Some events from the past can be inconvenient to those who would rather they had not happened that way. There is always the option of merely ignoring historical reality, but increasingly in vogue with some is the selective re-telling of what had been accepted for so long as fact, safe in the knowledge that those who lived through those times are safely out of the way.
Thus the approach of occasional Tory and MEP Daniel Hannan, with the added zest of abuse, as he stresses that those of contrary view have not been properly educated. Dan’s chosen period for revision is the years following the Great Crash of October 1929, where he trots out the lame idea that Franklin Roosevelt somehow prevented economic recovery in the USA.
This comes after the gaping omission of what happened in the aftermath of the Crash: Herbert Hoover and his administration effectively did nothing. A budget surplus was run. No intervention was made. And the economy continued to decline. By the time Roosevelt became President, unemployment was at around 25%. No intervention led to no recovery.
Hannan does get one thing right when he tells of the loosening of monetary policy by the Federal Reserve in the late 1920s, but fails to reveal the full picture: this was at the urging mainly of the British, following Churchill’s disastrous return to the gold standard in 1925 which had effectively increased the price of many UK exports by 10% and therefore hobbled the economy.
He also skips over the devaluation of Sterling by exiting from the gold standard – by around 17% - which helped those export industries, although much trade had already been lost for good. Even then, the UK economy did not return to significant growth for three more years, and most of that growth was in the South East. Dan can sneer at the Jarrow marchers, but that was reality on Tyneside in 1936.
And the idea that Roosevelt held back recovery is bunk: the assumptions underpinning the study he references include growth rates which border on the heroic.

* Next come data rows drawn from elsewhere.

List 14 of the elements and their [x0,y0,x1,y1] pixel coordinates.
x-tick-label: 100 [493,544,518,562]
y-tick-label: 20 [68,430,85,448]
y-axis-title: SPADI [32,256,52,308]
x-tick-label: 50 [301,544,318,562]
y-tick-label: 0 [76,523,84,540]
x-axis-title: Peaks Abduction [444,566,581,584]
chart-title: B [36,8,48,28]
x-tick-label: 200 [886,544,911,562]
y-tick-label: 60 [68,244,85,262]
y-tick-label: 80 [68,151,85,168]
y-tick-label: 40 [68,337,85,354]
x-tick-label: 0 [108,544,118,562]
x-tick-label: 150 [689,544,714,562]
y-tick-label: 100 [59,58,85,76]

The reality is that the US economy recovered steadily, until the clamour for a balanced budget – with Dan’s favoured cuts – induced a slump in 1937, which in turn affected the UK economy the following year.
All of this is well enough known for Hannan’s frequent riffing on this theme to be easily dismantled. But he keeps on telling his selective history, whingeing about those “half educated graduates who predominate the world’s legislatures and television editorial conferences”, while the reality – that they are in step and it is he who is not – passes him by.
As such, his repeat hatchet job on Keynes fails. No change there, then.